Thread: table / query as a prameter for PL/pgSQL function

table / query as a prameter for PL/pgSQL function

From

Ondrej Ivanič

Date:

08 August 2011, 00:24:37

Hi,

It is possible to pass query result (or cursor?) as function
parameter? I need a function which emits zero or more rows per input
row (map function from map&reduce paradigm).
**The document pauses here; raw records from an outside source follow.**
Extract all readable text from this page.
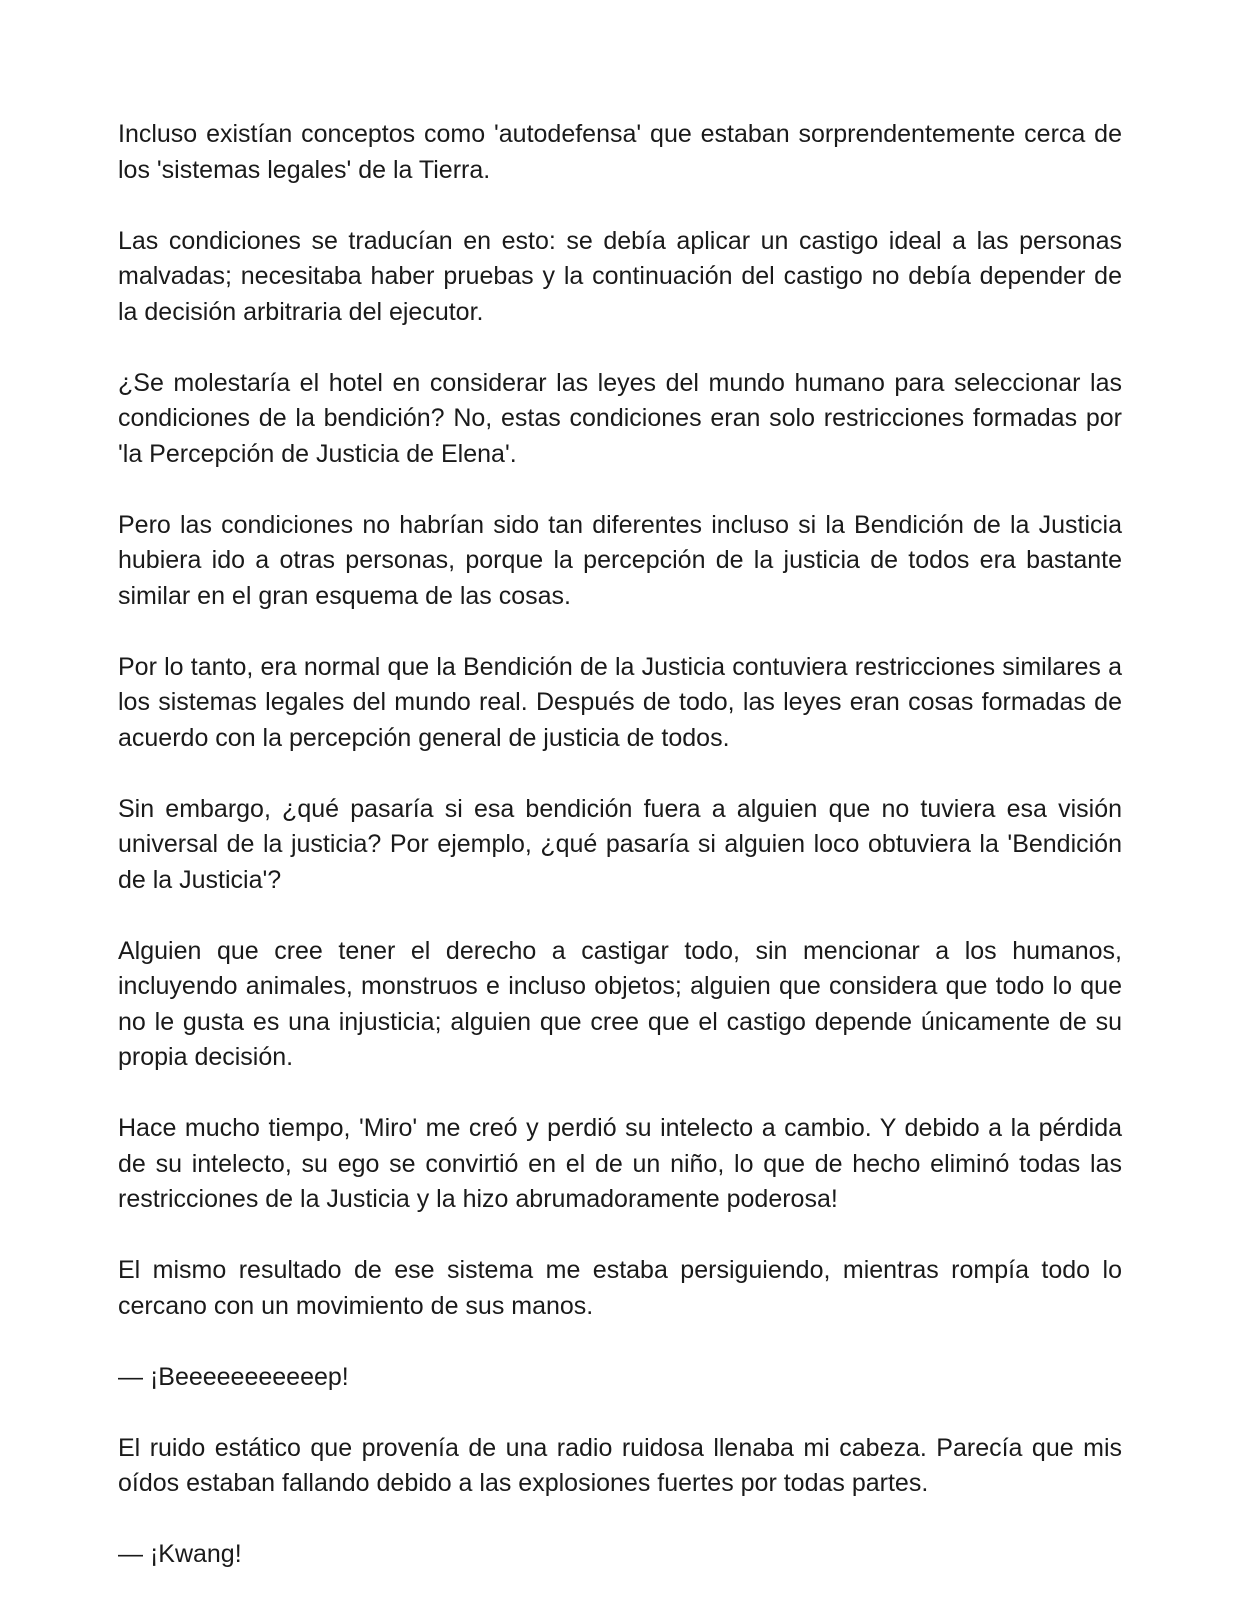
Incluso existían conceptos como 'autodefensa' que estaban sorprendentemente cerca de los 'sistemas legales' de la Tierra.

Las condiciones se traducían en esto: se debía aplicar un castigo ideal a las personas malvadas; necesitaba haber pruebas y la continuación del castigo no debía depender de la decisión arbitraria del ejecutor.

¿Se molestaría el hotel en considerar las leyes del mundo humano para seleccionar las condiciones de la bendición? No, estas condiciones eran solo restricciones formadas por 'la Percepción de Justicia de Elena'.

Pero las condiciones no habrían sido tan diferentes incluso si la Bendición de la Justicia hubiera ido a otras personas, porque la percepción de la justicia de todos era bastante similar en el gran esquema de las cosas.

Por lo tanto, era normal que la Bendición de la Justicia contuviera restricciones similares a los sistemas legales del mundo real. Después de todo, las leyes eran cosas formadas de acuerdo con la percepción general de justicia de todos.

Sin embargo, ¿qué pasaría si esa bendición fuera a alguien que no tuviera esa visión universal de la justicia? Por ejemplo, ¿qué pasaría si alguien loco obtuviera la 'Bendición de la Justicia'?

Alguien que cree tener el derecho a castigar todo, sin mencionar a los humanos, incluyendo animales, monstruos e incluso objetos; alguien que considera que todo lo que no le gusta es una injusticia; alguien que cree que el castigo depende únicamente de su propia decisión.

Hace mucho tiempo, 'Miro' me creó y perdió su intelecto a cambio. Y debido a la pérdida de su intelecto, su ego se convirtió en el de un niño, lo que de hecho eliminó todas las restricciones de la Justicia y la hizo abrumadoramente poderosa!

El mismo resultado de ese sistema me estaba persiguiendo, mientras rompía todo lo cercano con un movimiento de sus manos.

— ¡Beeeeeeeeeeep!

El ruido estático que provenía de una radio ruidosa llenaba mi cabeza. Parecía que mis oídos estaban fallando debido a las explosiones fuertes por todas partes.

— ¡Kwang!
Function returns record
(or array): (value1, value2, value3)
I've tried the following:

1) create or replace function test (r record) returns setof record as $$ ...
Doesn't work: PL/pgSQL functions cannot accept type record

2) pass query as text parameter and open no scroll cursor inside the function
It works but it's ugly.

3) hardcode the query inside function
Similar to (2) and looks better but I need several functions with
different queries inside:
...
for r in (query) loop
    ...
end loop;
...

4) use function in "select" clause:
select my_map_func(col1, col2, col3, col4) from ... -- the rest of the query
In this case I wasn't able figure out how to access record members
returned by the function:

select ?, ?, ?, count(*) from (
   select my_map_func(col1, col2, col3, col4) as map_func_result from ...
) as map
group by 1, 2, 3

The '?' should be something like map.map_func_result.value1 (both
map.value1 and map_func_result.value1 doesn't not work). If function
returns array then I can access value1 by using map_func_result[1]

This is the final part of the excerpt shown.